"Amtrak's San Joaquin line sets ridership record" was the boastful headline on a Fresno Bee story in the Jan. 3 Californian. The chart with the story showed an average of 1,390 riders departed/alighted at Bakersfield in 2012. At Sacramento, which serves that plus the Capitol Corridor line, the number was 3,251 average riders per day.
The online round-trip fare for Bakersfield to Sacramento on Jan. 3 was $45-$61.
Let's apply some math to the high-speed rail proposal. Assume 5,000 riders per day would use this new phenomenon, and the average ticket price is $100.
That's $500,000 a day in fare revenue or $182,500,000 per year. (Recall the story also said the current San Joaquin trains generated all of $38.7 million in 2012, less than one-fifth that number.)
With that kind of hypothesized ridership, and an estimated cost to build of $100 billion, how long does it take to pay for the ?
Five hundred forty-eight years!
But that's not all!

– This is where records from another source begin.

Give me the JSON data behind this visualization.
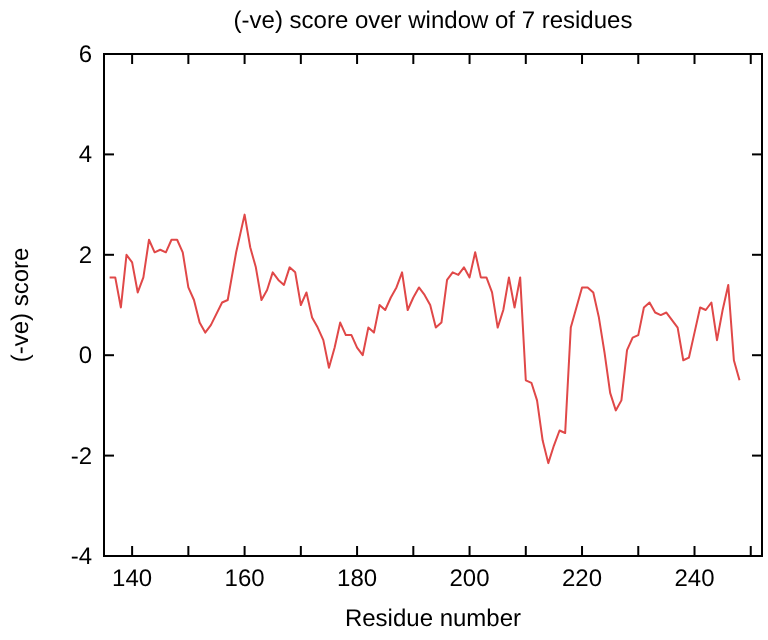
{
  "chart_data": {
    "type": "line",
    "title": "(-ve) score over window of 7 residues",
    "xlabel": "Residue number",
    "ylabel": "(-ve) score",
    "xlim": [
      135,
      252
    ],
    "xticks": [
      140,
      {
        "value": 150,
        "label": null
      },
      160,
      {
        "value": 170,
        "label": null
      },
      180,
      {
        "value": 190,
        "label": null
      },
      200,
      {
        "value": 210,
        "label": null
      },
      220,
      {
        "value": 230,
        "label": null
      },
      240,
      {
        "value": 250,
        "label": null
      }
    ],
    "ylim": [
      -4,
      6
    ],
    "yticks": [
      -4,
      -2,
      0,
      2,
      4,
      6
    ],
    "grid": false,
    "marker": "none",
    "line_style": "solid",
    "series": [
      {
        "color": "#e04848",
        "x": [
          136,
          137,
          138,
          139,
          140,
          141,
          142,
          143,
          144,
          145,
          146,
          147,
          148,
          149,
          150,
          151,
          152,
          153,
          154,
          156,
          157,
          158.5,
          160,
          161,
          162,
          163,
          164,
          165,
          166,
          167,
          168,
          169,
          170,
          171,
          172,
          173,
          174,
          175,
          176,
          177,
          178,
          179,
          180,
          181,
          182,
          183,
          184,
          185,
          186,
          187,
          188,
          189,
          190,
          191,
          192,
          193,
          194,
          195,
          196,
          197,
          198,
          199,
          200,
          201,
          202,
          203,
          204,
          205,
          206,
          207,
          208,
          209,
          210,
          211,
          212,
          213,
          214,
          215,
          216,
          217,
          218,
          219,
          220,
          221,
          222,
          223,
          224,
          225,
          226,
          227,
          228,
          229,
          230,
          231,
          232,
          233,
          234,
          235,
          236,
          237,
          238,
          239,
          240,
          241,
          242,
          243,
          244,
          245,
          246,
          247,
          248
        ],
        "values": [
          1.55,
          1.55,
          0.95,
          2.0,
          1.85,
          1.25,
          1.55,
          2.3,
          2.05,
          2.1,
          2.05,
          2.3,
          2.3,
          2.05,
          1.35,
          1.1,
          0.65,
          0.45,
          0.6,
          1.05,
          1.1,
          2.05,
          2.8,
          2.15,
          1.75,
          1.1,
          1.3,
          1.65,
          1.5,
          1.4,
          1.75,
          1.65,
          1.0,
          1.25,
          0.75,
          0.55,
          0.3,
          -0.25,
          0.15,
          0.65,
          0.4,
          0.4,
          0.15,
          0.0,
          0.55,
          0.45,
          1.0,
          0.9,
          1.15,
          1.35,
          1.65,
          0.9,
          1.15,
          1.35,
          1.2,
          1.0,
          0.55,
          0.65,
          1.5,
          1.65,
          1.6,
          1.75,
          1.55,
          2.05,
          1.55,
          1.55,
          1.25,
          0.55,
          0.9,
          1.55,
          0.95,
          1.55,
          -0.5,
          -0.55,
          -0.9,
          -1.7,
          -2.15,
          -1.8,
          -1.5,
          -1.55,
          0.55,
          0.95,
          1.35,
          1.35,
          1.25,
          0.75,
          0.05,
          -0.75,
          -1.1,
          -0.9,
          0.1,
          0.35,
          0.4,
          0.95,
          1.05,
          0.85,
          0.8,
          0.85,
          0.7,
          0.55,
          -0.1,
          -0.05,
          0.45,
          0.95,
          0.9,
          1.05,
          0.3,
          0.9,
          1.4,
          -0.1,
          -0.5
        ]
      }
    ]
  }
}
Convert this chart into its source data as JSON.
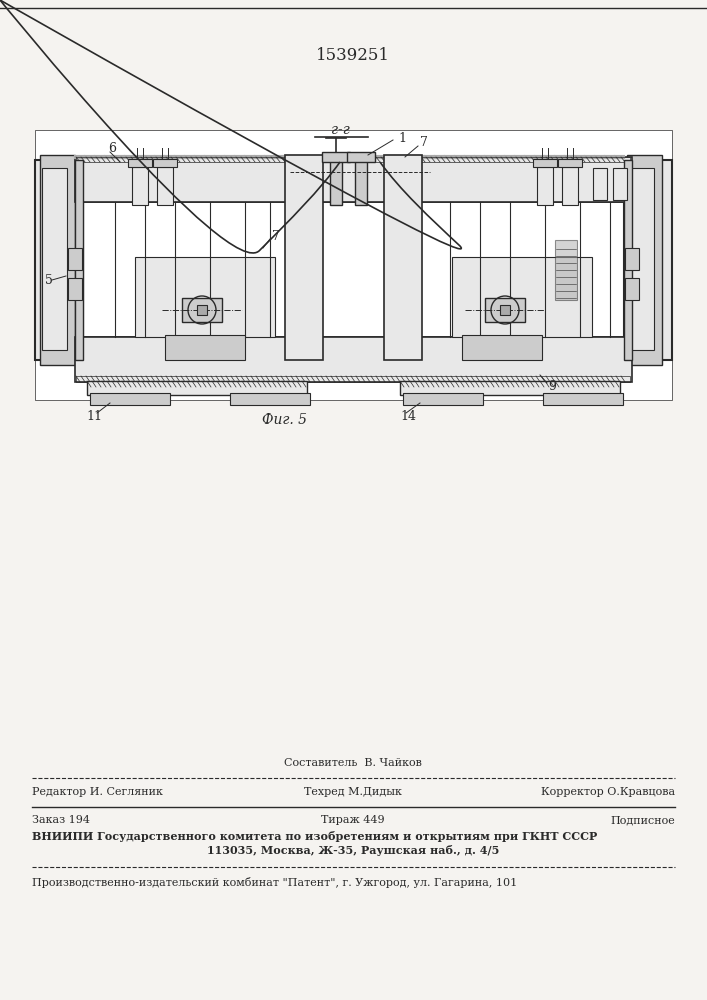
{
  "patent_number": "1539251",
  "bg_color": "#f5f3f0",
  "line_color": "#2a2a2a",
  "white": "#ffffff",
  "light_gray": "#e8e8e8",
  "med_gray": "#cccccc",
  "dark_gray": "#aaaaaa",
  "fig_label": "Фиг. 5",
  "section_label": "г-г",
  "footer_sestavitel": "Составитель  В. Чайков",
  "footer_redaktor": "Редактор И. Сегляник",
  "footer_tehred": "Техред М.Дидык",
  "footer_korrektor": "Корректор О.Кравцова",
  "footer_zakaz": "Заказ 194",
  "footer_tirazh": "Тираж 449",
  "footer_podpisnoe": "Подписное",
  "footer_vniipи": "ВНИИПИ Государственного комитета по изобретениям и открытиям при ГКНТ СССР",
  "footer_address": "113035, Москва, Ж-35, Раушская наб., д. 4/5",
  "footer_patent": "Производственно-издательский комбинат \"Патент\", г. Ужгород, ул. Гагарина, 101"
}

Now add the costs of operation: payroll, insurance, electricity (recall a recent story that said it would take one-quarter of Hoover Dam's daily electrical production to feed these trains?) upkeep and replacement of track, rolling stock, stations and all other overhead costs -- and all this assuming the construction cost can actually be held to what it is projected! We are talking hundreds more years of time to pay for this boondoggle! (America is, after all, only 236 years old!)
I don't know what it is our legislators are smoking, but they ought to let the rest of us in on it.